Dans tous les cas, la redistributivité s'exerce essentiellement au profit des plus démunis. Mais, paradoxalement, elle est plus importante dans les « systèmes » universels que dans ceux où l'intervention publique est concentrée sur les populations les plus en difficultés parce que, dans le second cas, les dépenses publiques sont fréquemment très modestes.
On pourrait imaginer d'optimiser la redistributivité des dépenses publiques en retenant, des « systèmes » universels, le niveau de la redistributivité de l'intervention publique, et des « systèmes » sélectifs, la conditionnalité. Mais, il faudrait démontrer que la modicité des avantages distribués dans les seconds est le fruit d'un hasard (la concentration des prestations en espèces et en nature sur les plus démunis ne risque-t-elle pas de rimer avec un sous-développement structurel de ces prestations ?) et qu'il est indifférent pour la situation des personnes à revenus intermédiaires que l'intervention collective s'exerce au bénéfice de tous. Dans les faits, en France, les dépenses publiques, qui certes bénéficient relativement plus aux moins dotés, sont aussi accessibles aux personnes relativement mieux positionnées sur l'échelle des niveaux de vie.
Pour votre rapporteur, il est plus fécond de s'attacher à clarifier deux sujets fondamentaux :
- le premier correspond au choix des objectifs de réduction des inégalités et de la pauvreté , choix politique mais aussi économique, global mais aussi au coup par coup, national mais aussi régional (au sens du régionalisme économique mondial).
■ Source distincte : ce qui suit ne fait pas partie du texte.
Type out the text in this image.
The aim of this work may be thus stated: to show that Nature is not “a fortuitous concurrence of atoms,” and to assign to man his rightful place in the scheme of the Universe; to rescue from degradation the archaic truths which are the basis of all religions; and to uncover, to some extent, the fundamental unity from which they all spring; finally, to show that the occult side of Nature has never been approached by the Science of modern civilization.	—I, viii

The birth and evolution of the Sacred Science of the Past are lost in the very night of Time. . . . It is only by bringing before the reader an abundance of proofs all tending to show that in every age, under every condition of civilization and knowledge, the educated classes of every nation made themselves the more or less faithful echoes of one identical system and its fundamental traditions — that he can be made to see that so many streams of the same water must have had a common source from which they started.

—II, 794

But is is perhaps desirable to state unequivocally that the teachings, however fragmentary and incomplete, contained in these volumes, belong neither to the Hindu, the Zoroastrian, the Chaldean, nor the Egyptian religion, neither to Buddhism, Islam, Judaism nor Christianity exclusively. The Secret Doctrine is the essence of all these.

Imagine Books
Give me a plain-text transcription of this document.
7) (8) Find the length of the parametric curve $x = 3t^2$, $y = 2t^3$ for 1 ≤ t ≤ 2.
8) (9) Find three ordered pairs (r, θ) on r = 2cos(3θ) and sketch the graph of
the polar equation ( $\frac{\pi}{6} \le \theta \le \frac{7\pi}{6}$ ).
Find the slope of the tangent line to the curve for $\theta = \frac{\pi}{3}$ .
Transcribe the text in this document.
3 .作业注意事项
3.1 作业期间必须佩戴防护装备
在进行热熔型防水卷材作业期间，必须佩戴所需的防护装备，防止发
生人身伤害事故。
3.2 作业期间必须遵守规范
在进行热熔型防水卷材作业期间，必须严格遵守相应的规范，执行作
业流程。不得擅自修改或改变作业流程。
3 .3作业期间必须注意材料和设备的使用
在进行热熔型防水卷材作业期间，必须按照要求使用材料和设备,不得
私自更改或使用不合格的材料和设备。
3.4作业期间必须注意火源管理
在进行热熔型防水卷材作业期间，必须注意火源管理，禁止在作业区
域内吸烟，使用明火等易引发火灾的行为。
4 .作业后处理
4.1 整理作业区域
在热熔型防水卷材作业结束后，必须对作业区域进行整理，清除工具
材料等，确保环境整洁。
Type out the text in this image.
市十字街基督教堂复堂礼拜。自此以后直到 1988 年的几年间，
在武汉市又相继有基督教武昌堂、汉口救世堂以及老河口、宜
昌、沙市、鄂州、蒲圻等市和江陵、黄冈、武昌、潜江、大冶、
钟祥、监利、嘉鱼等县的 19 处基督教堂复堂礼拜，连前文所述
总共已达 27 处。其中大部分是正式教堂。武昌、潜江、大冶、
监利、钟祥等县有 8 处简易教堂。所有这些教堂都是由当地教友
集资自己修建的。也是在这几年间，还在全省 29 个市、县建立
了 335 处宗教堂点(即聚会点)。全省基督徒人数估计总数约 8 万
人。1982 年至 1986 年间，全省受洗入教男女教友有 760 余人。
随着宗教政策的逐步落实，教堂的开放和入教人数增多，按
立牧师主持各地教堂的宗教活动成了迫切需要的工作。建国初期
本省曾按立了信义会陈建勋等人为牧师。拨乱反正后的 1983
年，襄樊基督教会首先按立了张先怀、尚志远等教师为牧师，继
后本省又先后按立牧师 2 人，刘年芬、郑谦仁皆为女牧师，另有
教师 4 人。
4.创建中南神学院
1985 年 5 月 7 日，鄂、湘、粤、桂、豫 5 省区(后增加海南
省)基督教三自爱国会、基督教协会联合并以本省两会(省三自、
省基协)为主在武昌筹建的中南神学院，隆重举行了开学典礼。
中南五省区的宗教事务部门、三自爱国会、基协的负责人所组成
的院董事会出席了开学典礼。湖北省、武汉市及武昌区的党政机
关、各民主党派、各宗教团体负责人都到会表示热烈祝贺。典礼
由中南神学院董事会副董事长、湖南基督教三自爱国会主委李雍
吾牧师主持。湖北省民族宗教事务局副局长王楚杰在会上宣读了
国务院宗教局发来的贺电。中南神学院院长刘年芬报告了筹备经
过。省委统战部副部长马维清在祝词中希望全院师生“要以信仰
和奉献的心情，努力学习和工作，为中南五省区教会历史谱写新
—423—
Sous ce dernier angle, votre rapporteur estime qu'au-delà de l'énoncé global d'un objectif européen de « cohésion sociale », il est essentiel de déterminer des indicateurs communs aux pays de l'Union européenne et de progresser sur la voie d'un consensus réaliste quant aux moyens de les mettre en oeuvre ;
- le second concerne les moyens de transformer la redistributivité quantitative en une vraie « redistribution » des chances , et des conditions, de passer d'une redistributivité réparatrice à une redistributivité positive . Cette ambition est forte, mais elle est indispensable. Sans que cette voie soit la seule, elle passe sans doute par une plus grande effectivité des objectifs que nous nous sommes fixés dans le domaine de l'éducation, à savoir que celle-ci contribue réellement à l'égalité des chances.
Tournant le dos aux discours simplificateurs, il nous reste à poursuivre notre effort de compréhension d'une réalité qui, par ses enjeux économiques et sociaux, mérite des évaluations apaisées.
* 122 Domaines dans lesquels les niveaux de dépenses publiques sont particulièrement dispersés.
* 123 La politique familiale n'échappe pas complètement à cette logique même si elle est plus nettement redistributrice qu'assurantielle.
* 124 Voir les réflexions en cours, notamment au sein de votre délégation pour la planification, sur l'évaluation des universités.